Oh, my! Oh my, my, my!
Several weeks back a friend sent me one of those contemplative stories that go around social media because she thought I’d like it, and she was right. The gist of it was that our possessions are temporarily ours, not permanently. (Thanks, Deb, for the inspiration.)
I immediately thought of Kahlil Gibran’s “On Children,” which set off fireworks in my head when I first read it in my young teens. “They [that is, your children] are the sons and daughters of Life’s longing for itself,” he wrote. “Though they are with you yet they belong not to you.” Life’s longing for itself. Wow. My mind was blown (which was a current expression of the time…and still works for me)!
Life’s longing for itself. Whoa!
As I cut back my yew and my raspberry canes today, I thought of the decades my late husband toiled in the yard doing this, the sort of work he loved. It brought him such pleasure and satisfaction to care for his lawn, his shrubs and his plants – indoors as well as outdoors. I like it too, although I never rose to his level of detailed attention and hours of commitment. As I cut the yew, I mused about how he took care of his plants. I thought beyond that to how, together, we took care of our house, our affairs and our family.
Of course, it’s not his yew now. It’s mine. Just like the dang fish tank! Because he’s gone. But, of course, the yew is not mine either. It never was his, and it never will be mine. The yew growing out there is life’s longing for itself. We are just care-givers. Temporary help, taking pride in a job well done, but only here for our short time. The yew, the Rose of Sharon, the raspberries, the oaks, the house, even the dang fish tank – all of it will go on long after I’m gone.
My address will someday be someone else’s. My children will be on their own without me once I’m gone, just as I was when my last parent died. My clothes, my books, my artwork, my furniture, dare I say it again? the dang fish tank…all given away and will become someone else’s.
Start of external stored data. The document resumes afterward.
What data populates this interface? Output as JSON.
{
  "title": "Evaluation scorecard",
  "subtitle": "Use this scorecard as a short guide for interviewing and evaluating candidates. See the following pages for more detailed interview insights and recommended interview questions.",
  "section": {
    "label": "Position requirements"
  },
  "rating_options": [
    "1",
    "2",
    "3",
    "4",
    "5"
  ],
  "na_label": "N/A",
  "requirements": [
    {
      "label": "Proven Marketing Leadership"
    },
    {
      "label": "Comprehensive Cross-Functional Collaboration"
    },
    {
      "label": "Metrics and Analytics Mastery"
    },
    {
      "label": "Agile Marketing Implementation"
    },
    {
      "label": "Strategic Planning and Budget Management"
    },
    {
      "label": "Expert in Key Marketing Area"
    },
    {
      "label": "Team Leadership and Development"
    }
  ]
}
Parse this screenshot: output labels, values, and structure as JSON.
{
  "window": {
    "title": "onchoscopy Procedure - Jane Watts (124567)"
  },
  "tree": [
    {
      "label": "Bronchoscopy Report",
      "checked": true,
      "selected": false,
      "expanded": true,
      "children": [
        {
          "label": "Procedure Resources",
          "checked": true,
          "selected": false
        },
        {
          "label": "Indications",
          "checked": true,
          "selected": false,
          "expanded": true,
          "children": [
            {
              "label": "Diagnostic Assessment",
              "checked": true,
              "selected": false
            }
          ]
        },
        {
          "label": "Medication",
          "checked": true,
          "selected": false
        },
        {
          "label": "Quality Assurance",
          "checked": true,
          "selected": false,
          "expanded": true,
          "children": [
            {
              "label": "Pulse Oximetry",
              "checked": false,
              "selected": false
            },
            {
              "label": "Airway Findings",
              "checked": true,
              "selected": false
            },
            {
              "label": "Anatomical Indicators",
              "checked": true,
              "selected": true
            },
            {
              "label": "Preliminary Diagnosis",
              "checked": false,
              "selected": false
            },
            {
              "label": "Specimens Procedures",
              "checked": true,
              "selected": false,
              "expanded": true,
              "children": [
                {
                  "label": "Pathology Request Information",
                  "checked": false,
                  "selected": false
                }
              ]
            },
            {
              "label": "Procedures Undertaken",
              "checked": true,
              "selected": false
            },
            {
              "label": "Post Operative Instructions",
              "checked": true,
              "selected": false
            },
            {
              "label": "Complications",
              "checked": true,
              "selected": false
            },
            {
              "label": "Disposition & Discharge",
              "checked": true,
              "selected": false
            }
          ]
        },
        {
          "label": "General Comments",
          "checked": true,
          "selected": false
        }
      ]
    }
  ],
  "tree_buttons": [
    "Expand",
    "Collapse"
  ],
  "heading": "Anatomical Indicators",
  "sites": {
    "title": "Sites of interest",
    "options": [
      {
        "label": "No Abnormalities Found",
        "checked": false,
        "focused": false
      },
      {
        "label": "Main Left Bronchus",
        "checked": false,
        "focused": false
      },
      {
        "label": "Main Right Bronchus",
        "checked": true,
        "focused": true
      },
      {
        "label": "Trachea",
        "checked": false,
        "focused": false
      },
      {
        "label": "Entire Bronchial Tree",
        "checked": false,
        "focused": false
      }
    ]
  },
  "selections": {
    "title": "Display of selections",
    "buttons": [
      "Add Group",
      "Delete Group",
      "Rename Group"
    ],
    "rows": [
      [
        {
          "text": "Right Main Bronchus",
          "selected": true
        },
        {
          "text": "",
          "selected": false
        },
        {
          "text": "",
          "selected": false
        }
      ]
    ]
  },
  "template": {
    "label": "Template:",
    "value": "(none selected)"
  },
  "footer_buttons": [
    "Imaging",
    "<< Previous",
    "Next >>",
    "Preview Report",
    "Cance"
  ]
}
This is not sad news. This is not bad news. Maybe you think, “Yeah, but it’s not happy news, either.” Listen: take care of your stuff! Take care of the world. Take care of each other, too! Look, if it’s any news at all, let it be an awakening.
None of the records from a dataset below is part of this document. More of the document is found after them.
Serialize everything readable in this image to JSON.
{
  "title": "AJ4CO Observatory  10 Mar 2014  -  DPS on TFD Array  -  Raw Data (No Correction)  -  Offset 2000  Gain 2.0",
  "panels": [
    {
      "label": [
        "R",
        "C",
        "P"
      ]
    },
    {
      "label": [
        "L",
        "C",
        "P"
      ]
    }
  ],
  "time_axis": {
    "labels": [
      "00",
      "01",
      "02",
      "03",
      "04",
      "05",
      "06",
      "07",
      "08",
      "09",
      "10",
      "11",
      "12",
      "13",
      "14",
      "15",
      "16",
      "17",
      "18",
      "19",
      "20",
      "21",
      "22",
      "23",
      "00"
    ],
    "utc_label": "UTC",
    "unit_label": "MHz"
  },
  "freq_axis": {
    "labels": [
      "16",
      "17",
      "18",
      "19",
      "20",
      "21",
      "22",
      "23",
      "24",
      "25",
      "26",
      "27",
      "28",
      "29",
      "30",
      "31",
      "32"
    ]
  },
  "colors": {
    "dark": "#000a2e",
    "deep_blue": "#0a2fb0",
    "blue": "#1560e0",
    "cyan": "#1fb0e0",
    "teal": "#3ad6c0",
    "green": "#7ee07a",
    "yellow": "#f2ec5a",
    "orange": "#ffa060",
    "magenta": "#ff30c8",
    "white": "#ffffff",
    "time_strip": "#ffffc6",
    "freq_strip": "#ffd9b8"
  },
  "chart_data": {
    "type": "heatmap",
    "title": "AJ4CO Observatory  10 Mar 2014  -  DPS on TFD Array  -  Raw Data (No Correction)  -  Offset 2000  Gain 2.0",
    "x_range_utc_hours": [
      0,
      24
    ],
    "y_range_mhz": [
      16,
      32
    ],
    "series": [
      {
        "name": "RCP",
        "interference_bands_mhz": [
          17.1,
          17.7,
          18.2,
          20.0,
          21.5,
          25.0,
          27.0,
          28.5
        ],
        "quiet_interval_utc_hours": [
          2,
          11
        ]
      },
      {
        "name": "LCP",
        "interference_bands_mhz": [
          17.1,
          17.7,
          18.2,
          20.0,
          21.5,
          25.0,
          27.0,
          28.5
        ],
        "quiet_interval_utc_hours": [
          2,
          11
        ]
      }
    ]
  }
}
You are here! Right now!! Life’s longing for itself. That is you. And of all the things you have, the talents, the gifts, the skills, none is greater than this: you can give and you can love. As I’ve said before, wherever you go, leave love behind. Love is generative. It never ends. And if it transfers from you to someone you love to someone they love, it is amplified and sustained and ongoing; never diminished, never lost.
Remember! You were a child. You are life’s longing for itself. All you have, all you “own,” all you consider “yours” is just stuff. Forget about my this or my that. It all will pass on. You will pass. I will pass. Think differently. Think about this:
You are life’s longing for itself and that, along with love, never passes.